If a working interest holder is not domiciled in Kansas, they may be subject to taxation by their state of domicile as well as by Kansas with respect to income derived from the Company. Depending upon applicable state and local laws, an interest holder may find that some deductions are available for federal income tax purposes that may not be available for state or local income tax purposes. Furthermore, the tax treatment of particular items under Kansas tax law or under the law of a drilling party’s state of residency, may vary materially from the federal income tax treatment. Working interest holders are urged to consult their own tax advisors concerning these matters.

Significant Changes Have Been Made In The Code In Recent Years.

The Treasury Department’s position regarding many of those changes must await publication of interpretive and legislative regulations, some of which may not be forthcoming for some time. Generally, those interpretations then will be subject to review by the courts, if taxpayers and their representatives believe the interpretations do not conform to the Code. Some Regulations, however, may have the force and effect of law and as a result may be beyond the judicial review powers of federal courts.

The Code is also subject to further change by Congress, and interpretations of the Code may be modified or affected by judicial decisions, by the Treasury Department through changes in Regulations and by the IRS through its audit policy announcements, and published private rulings. Such changes may be retroactive. Accordingly, the ultimate effect on your tax situation may be governed by laws, regulations or interpretations of laws or regulations which have not yet been proposed, passed or made, as the case may be. Although significant changes historically have been given prospective application, the Company can give you no assurance that any changes made in the tax law affecting an investment in the working interests would be limited to prospective effect.

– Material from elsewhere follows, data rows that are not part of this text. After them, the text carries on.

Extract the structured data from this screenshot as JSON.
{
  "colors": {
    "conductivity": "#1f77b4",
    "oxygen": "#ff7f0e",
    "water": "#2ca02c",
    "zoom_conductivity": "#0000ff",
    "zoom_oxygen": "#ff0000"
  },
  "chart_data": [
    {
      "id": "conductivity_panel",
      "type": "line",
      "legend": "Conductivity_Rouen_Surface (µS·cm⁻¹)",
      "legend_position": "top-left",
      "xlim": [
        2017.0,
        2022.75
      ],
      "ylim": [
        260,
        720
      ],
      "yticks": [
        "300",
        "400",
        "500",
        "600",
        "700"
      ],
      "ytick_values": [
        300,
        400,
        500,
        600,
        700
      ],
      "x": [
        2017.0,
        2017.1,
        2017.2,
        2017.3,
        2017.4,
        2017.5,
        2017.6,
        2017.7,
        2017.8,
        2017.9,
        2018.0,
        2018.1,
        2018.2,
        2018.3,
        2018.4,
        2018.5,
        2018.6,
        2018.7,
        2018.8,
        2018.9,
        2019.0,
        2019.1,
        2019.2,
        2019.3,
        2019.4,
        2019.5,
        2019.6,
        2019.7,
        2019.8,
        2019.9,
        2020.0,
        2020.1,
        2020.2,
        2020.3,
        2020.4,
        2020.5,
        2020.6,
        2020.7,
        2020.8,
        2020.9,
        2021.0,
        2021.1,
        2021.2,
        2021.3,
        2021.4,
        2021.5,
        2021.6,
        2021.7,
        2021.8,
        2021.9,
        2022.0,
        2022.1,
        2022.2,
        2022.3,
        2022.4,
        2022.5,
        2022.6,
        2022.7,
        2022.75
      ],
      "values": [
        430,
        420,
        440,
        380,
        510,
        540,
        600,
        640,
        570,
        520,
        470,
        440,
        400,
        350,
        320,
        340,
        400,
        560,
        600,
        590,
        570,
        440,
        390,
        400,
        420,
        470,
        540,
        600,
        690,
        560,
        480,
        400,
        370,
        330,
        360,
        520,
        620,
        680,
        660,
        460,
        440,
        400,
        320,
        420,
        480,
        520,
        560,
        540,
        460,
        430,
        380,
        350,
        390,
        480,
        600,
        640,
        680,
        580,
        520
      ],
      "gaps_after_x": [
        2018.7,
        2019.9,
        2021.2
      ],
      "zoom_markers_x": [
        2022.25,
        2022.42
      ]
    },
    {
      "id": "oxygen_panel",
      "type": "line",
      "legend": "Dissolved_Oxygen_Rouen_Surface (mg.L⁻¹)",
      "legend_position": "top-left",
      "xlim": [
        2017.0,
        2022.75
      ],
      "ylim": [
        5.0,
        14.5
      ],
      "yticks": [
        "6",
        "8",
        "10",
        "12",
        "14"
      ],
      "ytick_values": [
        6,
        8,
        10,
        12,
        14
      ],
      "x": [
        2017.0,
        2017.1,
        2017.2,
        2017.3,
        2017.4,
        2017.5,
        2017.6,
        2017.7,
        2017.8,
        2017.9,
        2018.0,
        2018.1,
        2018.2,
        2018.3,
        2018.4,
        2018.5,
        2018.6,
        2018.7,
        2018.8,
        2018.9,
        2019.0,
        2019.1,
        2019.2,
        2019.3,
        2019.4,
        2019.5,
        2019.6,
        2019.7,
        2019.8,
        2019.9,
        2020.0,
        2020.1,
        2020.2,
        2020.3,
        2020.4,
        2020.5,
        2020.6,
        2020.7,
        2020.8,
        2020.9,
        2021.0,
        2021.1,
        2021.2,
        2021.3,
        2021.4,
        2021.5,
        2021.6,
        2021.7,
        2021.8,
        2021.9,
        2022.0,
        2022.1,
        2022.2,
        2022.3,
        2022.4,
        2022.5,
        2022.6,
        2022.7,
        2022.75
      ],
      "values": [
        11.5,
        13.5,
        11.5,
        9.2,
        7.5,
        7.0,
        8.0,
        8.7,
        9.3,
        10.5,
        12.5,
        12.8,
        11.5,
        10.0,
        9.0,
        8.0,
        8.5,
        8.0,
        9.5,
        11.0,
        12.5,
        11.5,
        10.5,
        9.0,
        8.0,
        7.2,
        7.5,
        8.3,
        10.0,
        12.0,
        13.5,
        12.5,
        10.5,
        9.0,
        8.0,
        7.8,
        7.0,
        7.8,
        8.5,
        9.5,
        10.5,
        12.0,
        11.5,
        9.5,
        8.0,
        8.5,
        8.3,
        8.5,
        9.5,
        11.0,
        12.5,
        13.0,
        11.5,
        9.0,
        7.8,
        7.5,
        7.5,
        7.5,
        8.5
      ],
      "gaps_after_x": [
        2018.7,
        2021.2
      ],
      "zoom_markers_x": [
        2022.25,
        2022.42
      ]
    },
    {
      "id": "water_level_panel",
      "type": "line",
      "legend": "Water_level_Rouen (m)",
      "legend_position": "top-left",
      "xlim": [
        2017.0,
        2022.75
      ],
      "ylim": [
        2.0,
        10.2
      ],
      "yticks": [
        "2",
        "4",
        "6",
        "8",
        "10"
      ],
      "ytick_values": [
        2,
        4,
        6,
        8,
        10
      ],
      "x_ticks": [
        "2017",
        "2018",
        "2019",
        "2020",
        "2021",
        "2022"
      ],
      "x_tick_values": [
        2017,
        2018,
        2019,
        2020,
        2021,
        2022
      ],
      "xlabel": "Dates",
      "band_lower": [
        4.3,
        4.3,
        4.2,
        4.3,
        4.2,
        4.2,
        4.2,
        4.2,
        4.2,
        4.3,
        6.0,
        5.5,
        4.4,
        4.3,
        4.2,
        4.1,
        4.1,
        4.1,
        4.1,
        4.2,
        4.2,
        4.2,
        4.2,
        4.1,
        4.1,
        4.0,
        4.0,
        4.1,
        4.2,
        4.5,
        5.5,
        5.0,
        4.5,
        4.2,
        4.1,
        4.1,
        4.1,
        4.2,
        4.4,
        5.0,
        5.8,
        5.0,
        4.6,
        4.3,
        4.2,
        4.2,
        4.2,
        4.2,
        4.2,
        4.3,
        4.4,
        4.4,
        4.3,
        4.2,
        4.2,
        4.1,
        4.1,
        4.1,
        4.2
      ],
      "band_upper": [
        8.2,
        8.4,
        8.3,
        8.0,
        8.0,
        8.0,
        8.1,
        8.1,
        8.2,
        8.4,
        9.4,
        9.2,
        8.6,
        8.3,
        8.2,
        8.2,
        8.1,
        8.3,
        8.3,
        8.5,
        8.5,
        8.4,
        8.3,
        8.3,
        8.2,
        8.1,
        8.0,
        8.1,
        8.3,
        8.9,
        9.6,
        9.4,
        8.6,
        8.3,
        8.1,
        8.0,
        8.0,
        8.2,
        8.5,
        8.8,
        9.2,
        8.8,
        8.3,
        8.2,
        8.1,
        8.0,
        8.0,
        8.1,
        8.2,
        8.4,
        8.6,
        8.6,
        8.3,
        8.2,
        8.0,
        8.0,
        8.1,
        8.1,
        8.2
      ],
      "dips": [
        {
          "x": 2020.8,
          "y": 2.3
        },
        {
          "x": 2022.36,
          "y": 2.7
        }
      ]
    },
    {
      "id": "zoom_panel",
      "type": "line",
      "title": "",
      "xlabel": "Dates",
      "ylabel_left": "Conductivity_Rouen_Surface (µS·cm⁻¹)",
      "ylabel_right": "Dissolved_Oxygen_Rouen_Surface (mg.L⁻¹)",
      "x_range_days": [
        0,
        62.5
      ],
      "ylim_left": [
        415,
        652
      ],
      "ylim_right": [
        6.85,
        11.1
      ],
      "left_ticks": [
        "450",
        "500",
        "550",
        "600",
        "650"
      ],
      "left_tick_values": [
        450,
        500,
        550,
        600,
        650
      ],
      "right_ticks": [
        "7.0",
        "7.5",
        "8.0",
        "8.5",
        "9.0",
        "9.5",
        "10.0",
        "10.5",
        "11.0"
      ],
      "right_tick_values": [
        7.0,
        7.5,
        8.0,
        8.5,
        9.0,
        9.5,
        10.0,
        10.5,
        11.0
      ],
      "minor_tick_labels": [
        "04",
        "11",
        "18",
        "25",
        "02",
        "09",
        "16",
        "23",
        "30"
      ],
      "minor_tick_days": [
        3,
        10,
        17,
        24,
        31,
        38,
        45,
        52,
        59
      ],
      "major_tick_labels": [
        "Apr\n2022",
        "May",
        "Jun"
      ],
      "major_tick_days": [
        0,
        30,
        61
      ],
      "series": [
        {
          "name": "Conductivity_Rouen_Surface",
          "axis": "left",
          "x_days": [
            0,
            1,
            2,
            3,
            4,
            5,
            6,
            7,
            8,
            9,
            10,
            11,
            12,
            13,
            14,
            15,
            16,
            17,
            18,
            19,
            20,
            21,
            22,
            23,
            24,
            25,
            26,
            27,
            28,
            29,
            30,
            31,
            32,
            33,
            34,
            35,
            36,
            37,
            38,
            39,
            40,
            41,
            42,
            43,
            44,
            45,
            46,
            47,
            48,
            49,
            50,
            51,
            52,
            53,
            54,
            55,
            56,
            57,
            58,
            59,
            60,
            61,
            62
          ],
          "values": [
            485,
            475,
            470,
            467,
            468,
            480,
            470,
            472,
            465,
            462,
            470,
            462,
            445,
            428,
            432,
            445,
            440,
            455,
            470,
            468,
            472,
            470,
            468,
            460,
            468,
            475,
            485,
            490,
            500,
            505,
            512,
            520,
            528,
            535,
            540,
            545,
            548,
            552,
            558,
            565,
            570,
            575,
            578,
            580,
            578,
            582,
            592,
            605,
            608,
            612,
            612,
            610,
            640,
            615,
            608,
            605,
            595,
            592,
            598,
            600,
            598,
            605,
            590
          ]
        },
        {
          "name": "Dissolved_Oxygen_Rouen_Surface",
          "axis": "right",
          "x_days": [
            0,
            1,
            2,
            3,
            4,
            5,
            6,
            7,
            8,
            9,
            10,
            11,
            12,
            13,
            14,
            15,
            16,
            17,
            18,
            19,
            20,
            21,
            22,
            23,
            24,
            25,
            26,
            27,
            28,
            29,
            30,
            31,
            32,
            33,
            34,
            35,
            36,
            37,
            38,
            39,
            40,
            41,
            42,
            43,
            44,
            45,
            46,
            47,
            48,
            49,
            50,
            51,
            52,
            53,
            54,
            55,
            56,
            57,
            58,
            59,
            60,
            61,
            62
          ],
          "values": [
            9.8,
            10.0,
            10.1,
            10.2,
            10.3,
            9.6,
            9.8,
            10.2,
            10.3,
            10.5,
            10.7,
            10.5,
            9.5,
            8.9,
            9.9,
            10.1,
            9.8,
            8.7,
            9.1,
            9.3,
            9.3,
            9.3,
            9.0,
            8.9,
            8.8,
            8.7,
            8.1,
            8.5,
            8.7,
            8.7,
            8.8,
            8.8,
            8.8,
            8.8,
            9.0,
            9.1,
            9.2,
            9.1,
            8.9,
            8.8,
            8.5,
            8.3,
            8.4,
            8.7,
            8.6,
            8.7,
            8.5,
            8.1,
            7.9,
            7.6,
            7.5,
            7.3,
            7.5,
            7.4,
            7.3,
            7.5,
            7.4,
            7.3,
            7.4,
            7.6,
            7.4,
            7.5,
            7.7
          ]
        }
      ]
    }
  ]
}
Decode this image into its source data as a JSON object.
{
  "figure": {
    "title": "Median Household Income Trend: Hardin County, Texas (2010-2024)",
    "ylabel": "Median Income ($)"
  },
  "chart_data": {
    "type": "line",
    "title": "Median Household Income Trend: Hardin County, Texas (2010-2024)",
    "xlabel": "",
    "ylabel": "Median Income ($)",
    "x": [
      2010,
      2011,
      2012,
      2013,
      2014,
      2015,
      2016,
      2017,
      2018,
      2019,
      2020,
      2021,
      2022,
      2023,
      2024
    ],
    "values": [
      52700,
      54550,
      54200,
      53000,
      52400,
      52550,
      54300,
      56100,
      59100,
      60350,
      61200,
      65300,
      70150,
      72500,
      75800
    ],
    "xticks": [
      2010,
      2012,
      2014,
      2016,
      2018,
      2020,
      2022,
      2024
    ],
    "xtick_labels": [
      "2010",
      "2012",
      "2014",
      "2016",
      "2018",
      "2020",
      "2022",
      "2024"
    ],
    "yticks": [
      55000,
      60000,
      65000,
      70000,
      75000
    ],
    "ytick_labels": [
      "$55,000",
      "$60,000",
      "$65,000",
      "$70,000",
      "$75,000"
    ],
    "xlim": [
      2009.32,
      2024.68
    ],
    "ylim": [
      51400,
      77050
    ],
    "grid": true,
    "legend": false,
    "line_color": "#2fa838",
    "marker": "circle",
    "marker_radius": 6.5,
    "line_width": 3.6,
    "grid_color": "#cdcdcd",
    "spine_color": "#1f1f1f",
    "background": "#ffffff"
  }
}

Special Rules Apply to Investments by Foreign Persons

The rules governing the federal income taxation of nonresident alien individuals, foreign corporations, foreign partnerships, and other foreign investors (“foreign persons”) are complex, and no attempt has been made herein to provide more than a summary of those rules. Members that are foreign persons should consult with their own tax advisors to fully determine the impact of those regulations on those circumstances.

PLAN OF DISTRIBUTION

The Company may sell the working interests directly or indirectly through officers of the Company or the officers and directors of Victory Minerals. No commission will be paid in connection with the Offering.

INDEMNIFICATION

Under Kansas law, Victory Minerals and the Company are permitted to indemnify managers, officers, directors, employees and agents, as applicable, against expenses (including attorneys' fees) actually and reasonably incurred by them in connection with any proceeding in which a manager, officer, director, employee or agent, as applicable, successfully defends the action on the merits or otherwise. Generally, the Company and Victory Minerals may indemnify its managers, officers, directors, employees and agents, as applicable, against any liability to Helium4K or the working interest holders if either Victory Minerals or the Company or the applicable manager, officer, director, employee or agent acted in good faith believing its, his or her actions to be in the best interests of the project.

EXPERTS

The unaudited balance sheet as of December 20, 2024 and unaudited income statement for the period ended June 01, 2024, included in this Private Placement Memorandum at “Exhibit Financial Information” have been prepared by the Company.

EXHIBITS

Many exhibits included in this Memorandum are reproduced from large-format originals that are too small to read in this book, and best viewed from electronic copy or large format print. Any Investor may receive by request, either of the following:

a. Access to DropBox Or Webpage Containing this Memorandum and its Exhibits

b. Access to a Flash Drive Containing this Memorandum and its Exhibits

c. A large-format reproduction of the original Exhibits


[1] The US Government has since worked to release its grasp and turn the helium industry private.